Mercredi, le Premier ministre désigné avait toutefois déclaré depuis Baabda s'être entendu avec le chef de l’État sur "un brouillon de mouture gouvernementale", ajoutant que les choses avançaient "dans le bon sens".
Le président Aoun a chargé Nagib Mikati, 65 ans, de former un nouveau cabinet après l'échec de ses deux prédécesseurs (Moustapha Adib et Saad Hariri) à mettre en place un cabinet censé mener des réformes indispensables pour sortir le Liban de la pire crise socio-économique de son histoire récente. L'aide internationale au Liban est en effet conditionnée à la formation d'un gouvernement capable de lutter contre la corruption et de mener des réformes. L'Arabie saoudite a d'ailleurs réitéré, à plusieurs reprises, que toute aide qui serait fournie à Beyrouth dépendrait de la mise en place de "réformes sérieuses et tangibles" par le gouvernement libanais, "actuel ou futur".
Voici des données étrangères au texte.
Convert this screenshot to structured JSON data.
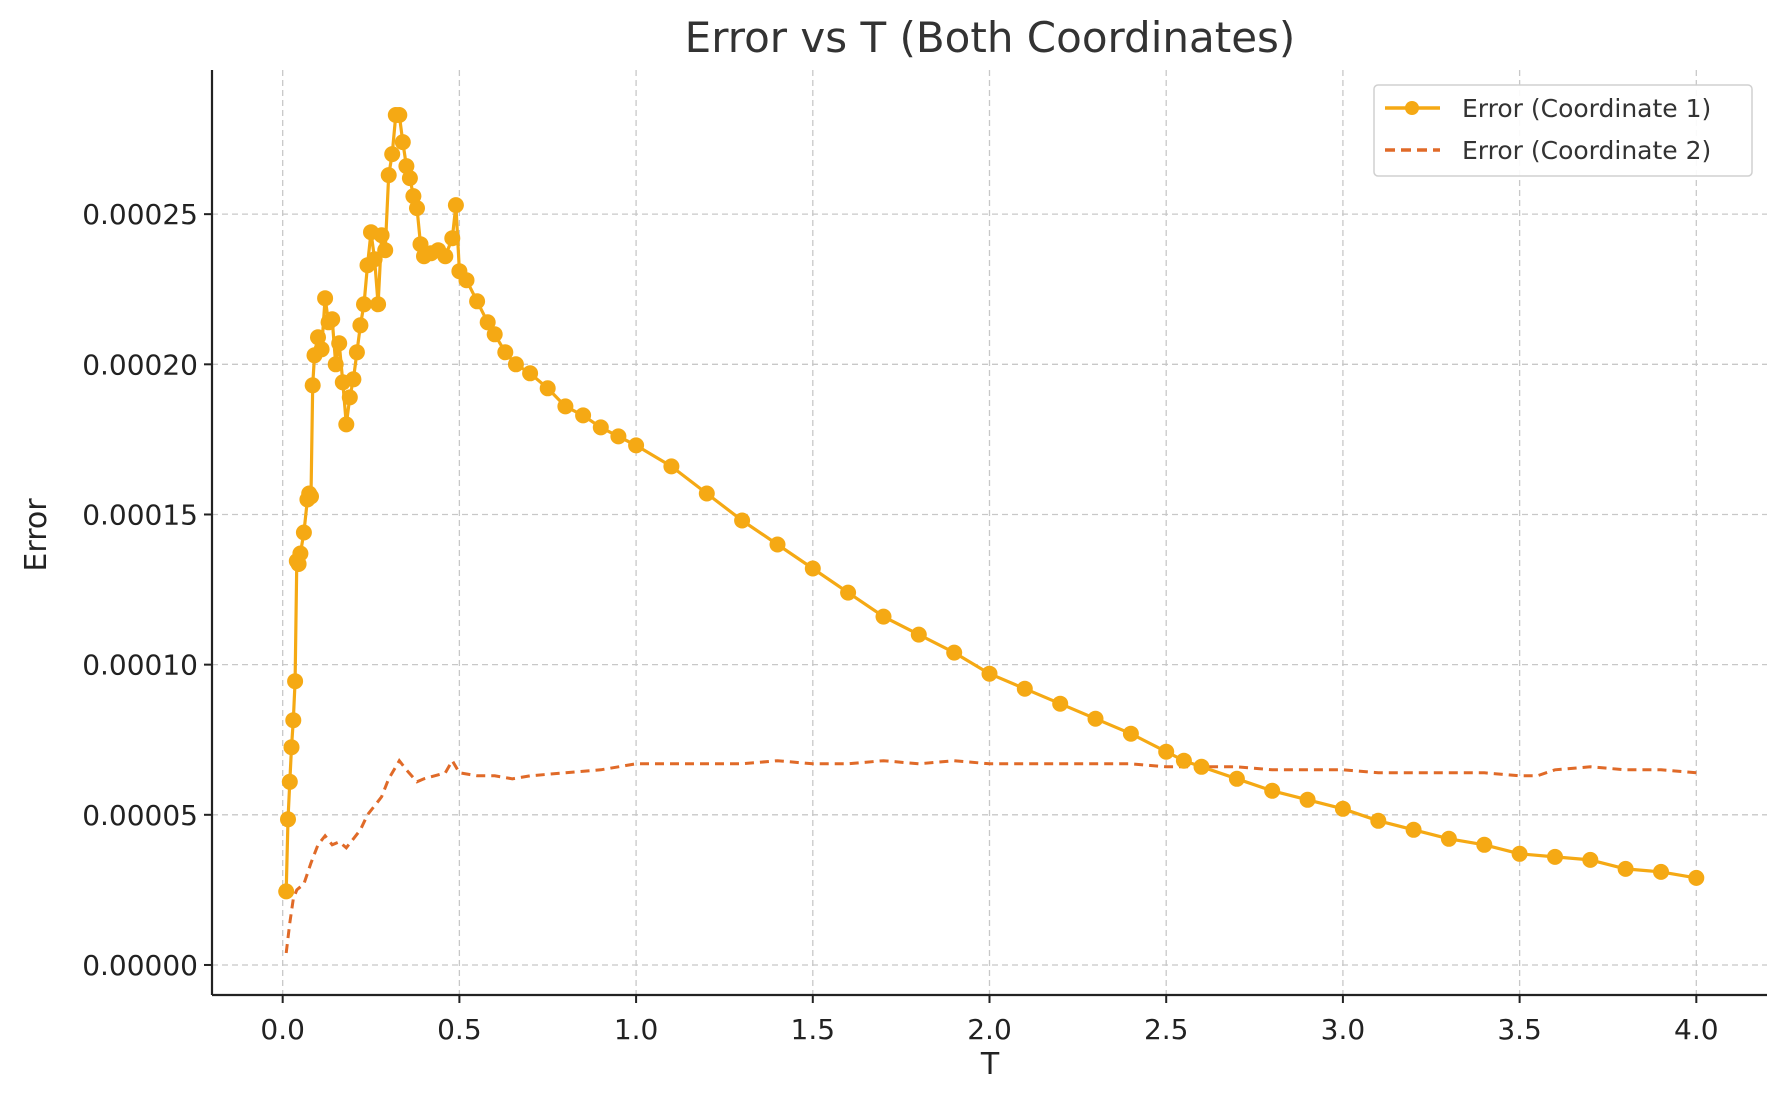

Le problème sera toujours là, puisqu'il faut une Elite compétente et expérimentée, connaissant la population et ses aspirations. Ils doivent avoir une profonde compréhension des fonctions des nations et des institutions internationales qui comptent, pour négocier les meilleures conditions relatives aux intérêts du pays en faisant comprendre aux partenaires les atouts de ce pays malgré sa petite dimension. Le plus important c'est l'expertise pour piloter efficacement les institutions et les services publics dans ce Liban complexe et fragile, dans le cadre d’une stratégie de justice économique et sociale. Où allez-vous les trouver ceux qui acceptent d'entrée dans cette équation et résoudre la quadrature du cercle politique et sociale d'un pays décomposé. Ceux qui ont de talents et sont viscéralement honnête sont partis ailleurs.